La loi interdisant la vente d’alcool aux mineurs est très souvent détournée. Des médecins plaident pour une augmentation des prix.

La loi sur la vente d’alcool aux mineurs semble aussi limpide… que peu respectée. «Il est interdit de vendre de l’alcool à des mineurs de moins de 18 ans», clame le code de la Santé publique, vertueusement affiché dans les bars et commerces. «Acheter de l’alcool?
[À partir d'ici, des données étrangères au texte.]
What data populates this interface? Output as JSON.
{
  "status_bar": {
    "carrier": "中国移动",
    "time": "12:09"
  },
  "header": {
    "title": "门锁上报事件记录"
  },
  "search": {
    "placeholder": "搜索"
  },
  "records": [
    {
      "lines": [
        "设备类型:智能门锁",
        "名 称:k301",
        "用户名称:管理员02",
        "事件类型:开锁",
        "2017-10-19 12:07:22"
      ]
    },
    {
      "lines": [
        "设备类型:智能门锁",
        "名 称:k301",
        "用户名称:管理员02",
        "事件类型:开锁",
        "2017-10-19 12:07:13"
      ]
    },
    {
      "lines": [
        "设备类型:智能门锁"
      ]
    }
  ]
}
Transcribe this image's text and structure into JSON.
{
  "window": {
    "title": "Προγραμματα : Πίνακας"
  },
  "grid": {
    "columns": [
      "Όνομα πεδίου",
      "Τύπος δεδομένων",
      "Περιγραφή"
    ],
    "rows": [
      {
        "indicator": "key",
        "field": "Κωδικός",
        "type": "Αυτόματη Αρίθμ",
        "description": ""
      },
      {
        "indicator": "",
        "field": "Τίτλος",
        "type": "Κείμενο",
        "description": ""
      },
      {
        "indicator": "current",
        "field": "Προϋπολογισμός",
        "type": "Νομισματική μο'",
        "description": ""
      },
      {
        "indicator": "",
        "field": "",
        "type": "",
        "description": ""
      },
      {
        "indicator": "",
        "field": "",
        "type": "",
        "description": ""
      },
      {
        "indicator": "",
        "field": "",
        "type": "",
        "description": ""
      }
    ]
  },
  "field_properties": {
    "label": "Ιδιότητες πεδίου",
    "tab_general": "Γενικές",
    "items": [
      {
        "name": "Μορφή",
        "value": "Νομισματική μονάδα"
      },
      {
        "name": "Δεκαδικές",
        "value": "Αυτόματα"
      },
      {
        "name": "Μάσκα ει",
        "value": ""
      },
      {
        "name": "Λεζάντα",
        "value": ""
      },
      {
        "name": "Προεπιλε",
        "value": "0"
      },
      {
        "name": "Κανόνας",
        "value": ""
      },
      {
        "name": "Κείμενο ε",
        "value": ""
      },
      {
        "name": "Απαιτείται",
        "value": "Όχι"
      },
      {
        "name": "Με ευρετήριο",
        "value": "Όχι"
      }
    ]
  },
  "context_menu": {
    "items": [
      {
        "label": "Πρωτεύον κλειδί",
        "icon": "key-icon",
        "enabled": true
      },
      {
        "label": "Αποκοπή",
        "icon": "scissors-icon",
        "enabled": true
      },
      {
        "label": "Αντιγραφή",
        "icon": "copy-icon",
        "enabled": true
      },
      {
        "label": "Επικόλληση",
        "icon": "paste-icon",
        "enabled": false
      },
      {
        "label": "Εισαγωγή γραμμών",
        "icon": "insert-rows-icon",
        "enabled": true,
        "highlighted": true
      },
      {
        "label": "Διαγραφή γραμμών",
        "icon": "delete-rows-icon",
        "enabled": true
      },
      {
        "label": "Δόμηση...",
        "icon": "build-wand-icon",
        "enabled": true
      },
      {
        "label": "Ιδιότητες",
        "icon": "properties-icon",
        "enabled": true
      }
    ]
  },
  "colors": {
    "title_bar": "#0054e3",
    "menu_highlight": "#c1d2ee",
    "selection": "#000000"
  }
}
Rien de plus facile !», rétorquent les jeunes, rigolards. «Au pire, on se planque sous une casquette, ou on demande à un adulte qui a l’air sympa.» Le plus souvent, il n’est même pas besoin de se cacher: «Il y a quelque temps, j’ai vu au supermarché deux jeunes filles acheter de la vodka, se souvient le Pr Mickael Naassila, chercheur Inserm/Université d’Amiens et président de la société française d’alcoologie. La caisse automatique bloquait. Un vigile est venu débloquer la machine, et les a laissées repartir avec leur bouteille sans se poser la question de leur âge!»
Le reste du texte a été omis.